Reidsville Bicycles will host it's 5th Annual Fall Vintage Bicycle Swap Meet, Show, & Ride on Saturday September 8th in Reidsville NC. Event web site is www.reidsvillebicycles.com where you can find all the info or call 336-349-3550.

Hope to see you!

Bill


----------



## 1973rx3 (Sep 1, 2012)

reidsvillebicycles said:


> Reidsville Bicycles will host it's 5th Annual Fall Vintage Bicycle Swap Meet, Show, & Ride on Saturday September 8th in Reidsville NC. Event web site is www.reidsvillebicycles.com where you can find all the info or call 336-349-3550.
> 
> Hope to see you!
> 
> Bill




Bill is this still on?  Thanks


----------



## robertc (Sep 2, 2012)

It's still on his website and should be a great show.

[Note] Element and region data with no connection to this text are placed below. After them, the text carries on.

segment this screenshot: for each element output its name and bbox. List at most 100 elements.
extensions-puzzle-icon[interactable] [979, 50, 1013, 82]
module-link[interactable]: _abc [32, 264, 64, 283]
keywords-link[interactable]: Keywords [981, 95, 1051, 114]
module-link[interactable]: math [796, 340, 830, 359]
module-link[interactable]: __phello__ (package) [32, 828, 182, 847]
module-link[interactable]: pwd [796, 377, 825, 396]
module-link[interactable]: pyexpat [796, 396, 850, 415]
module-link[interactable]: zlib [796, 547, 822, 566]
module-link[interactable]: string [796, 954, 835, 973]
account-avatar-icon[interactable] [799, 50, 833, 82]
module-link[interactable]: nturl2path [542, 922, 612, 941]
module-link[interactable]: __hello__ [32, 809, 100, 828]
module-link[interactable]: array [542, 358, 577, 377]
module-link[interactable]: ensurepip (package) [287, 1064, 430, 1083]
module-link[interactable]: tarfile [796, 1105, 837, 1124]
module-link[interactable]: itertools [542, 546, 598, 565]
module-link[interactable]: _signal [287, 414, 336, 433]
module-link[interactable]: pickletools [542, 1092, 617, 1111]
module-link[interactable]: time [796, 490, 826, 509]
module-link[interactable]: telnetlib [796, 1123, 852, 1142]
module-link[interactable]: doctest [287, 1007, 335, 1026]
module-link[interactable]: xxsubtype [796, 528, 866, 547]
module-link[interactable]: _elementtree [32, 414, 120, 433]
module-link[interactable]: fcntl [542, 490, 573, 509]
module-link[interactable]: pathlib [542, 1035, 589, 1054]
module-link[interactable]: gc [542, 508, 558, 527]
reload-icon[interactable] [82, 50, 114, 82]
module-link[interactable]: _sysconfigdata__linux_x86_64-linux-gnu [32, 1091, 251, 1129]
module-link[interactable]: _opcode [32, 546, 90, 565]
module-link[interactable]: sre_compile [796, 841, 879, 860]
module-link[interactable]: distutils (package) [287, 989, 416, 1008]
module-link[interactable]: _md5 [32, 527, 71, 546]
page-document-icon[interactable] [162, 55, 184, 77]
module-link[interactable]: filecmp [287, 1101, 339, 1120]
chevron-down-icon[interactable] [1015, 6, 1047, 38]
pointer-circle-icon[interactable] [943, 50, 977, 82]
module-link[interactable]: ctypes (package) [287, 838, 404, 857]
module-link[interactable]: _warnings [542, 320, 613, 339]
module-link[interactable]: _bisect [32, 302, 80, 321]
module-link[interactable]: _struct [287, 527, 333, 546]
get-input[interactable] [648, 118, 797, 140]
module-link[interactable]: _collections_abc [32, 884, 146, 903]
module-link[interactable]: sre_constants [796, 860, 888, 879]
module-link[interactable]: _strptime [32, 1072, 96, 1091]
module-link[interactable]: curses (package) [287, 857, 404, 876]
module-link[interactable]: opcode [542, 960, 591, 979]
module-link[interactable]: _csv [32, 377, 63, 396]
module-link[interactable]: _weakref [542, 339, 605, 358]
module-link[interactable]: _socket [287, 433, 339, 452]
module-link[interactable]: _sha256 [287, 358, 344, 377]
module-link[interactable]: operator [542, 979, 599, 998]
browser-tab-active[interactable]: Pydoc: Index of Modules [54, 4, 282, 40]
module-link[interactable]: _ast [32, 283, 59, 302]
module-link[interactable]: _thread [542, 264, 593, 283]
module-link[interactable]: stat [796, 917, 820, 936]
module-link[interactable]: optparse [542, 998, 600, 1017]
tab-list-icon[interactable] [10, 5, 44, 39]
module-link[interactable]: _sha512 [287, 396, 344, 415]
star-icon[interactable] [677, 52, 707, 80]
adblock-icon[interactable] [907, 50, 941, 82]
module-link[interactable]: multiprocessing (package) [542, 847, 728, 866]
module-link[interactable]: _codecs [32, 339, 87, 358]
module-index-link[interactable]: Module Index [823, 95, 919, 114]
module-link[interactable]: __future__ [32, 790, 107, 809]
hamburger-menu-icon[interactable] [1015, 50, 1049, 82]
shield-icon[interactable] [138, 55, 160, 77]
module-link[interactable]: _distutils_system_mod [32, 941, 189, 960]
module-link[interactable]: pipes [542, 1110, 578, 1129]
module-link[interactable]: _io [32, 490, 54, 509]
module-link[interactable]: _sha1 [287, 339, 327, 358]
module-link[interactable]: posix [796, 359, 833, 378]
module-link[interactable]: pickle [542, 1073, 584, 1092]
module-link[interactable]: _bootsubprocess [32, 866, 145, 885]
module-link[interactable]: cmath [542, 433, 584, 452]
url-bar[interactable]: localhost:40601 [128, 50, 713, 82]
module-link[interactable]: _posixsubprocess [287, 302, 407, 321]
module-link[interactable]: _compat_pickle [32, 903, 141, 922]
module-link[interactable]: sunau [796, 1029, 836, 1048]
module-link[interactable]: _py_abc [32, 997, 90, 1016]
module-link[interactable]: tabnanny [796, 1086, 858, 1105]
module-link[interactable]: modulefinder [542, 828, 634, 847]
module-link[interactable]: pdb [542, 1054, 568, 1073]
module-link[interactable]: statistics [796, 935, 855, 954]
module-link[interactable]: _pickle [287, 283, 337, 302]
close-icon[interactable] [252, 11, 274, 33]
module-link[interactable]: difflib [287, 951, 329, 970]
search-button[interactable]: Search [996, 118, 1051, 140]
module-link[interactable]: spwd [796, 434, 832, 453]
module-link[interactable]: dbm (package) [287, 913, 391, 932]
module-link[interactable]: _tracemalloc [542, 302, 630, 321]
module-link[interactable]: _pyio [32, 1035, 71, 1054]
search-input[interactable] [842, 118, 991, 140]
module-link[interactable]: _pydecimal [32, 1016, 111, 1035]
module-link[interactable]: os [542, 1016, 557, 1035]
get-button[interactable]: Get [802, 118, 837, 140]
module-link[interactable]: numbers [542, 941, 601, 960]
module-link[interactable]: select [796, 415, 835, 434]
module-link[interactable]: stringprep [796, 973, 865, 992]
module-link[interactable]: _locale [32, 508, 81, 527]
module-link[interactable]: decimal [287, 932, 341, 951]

I'm planning on being there.
Robert


----------



## 1973rx3 (Sep 2, 2012)

Thanks! Robert


----------



## Steve K (Sep 2, 2012)

*Reidesville show*

Looking forward to the show.
Bringing some new finds...Some to sell, some to show. (In the mix are some very nice old survivors). See Y'all on Saturday.
Steve K.
Greensboro, NC


----------



## 1973rx3 (Sep 3, 2012)

I'm considering coming up from Florida, hope to meet you guys up there!    LuisGT


----------



## robertc (Sep 7, 2012)

I don't have anything new to brag about. I have aquired a couple of bikes this summer but only because they were free. I was hoping for a new "old" Schwinn to have at the show but the best I could do was a couple of girls bikes. Oh well, I'll see you folks tomorrow.

Robert


----------



## 1973rx3 (Sep 8, 2012)

Plans changed couldn't make it maybe next time!


----------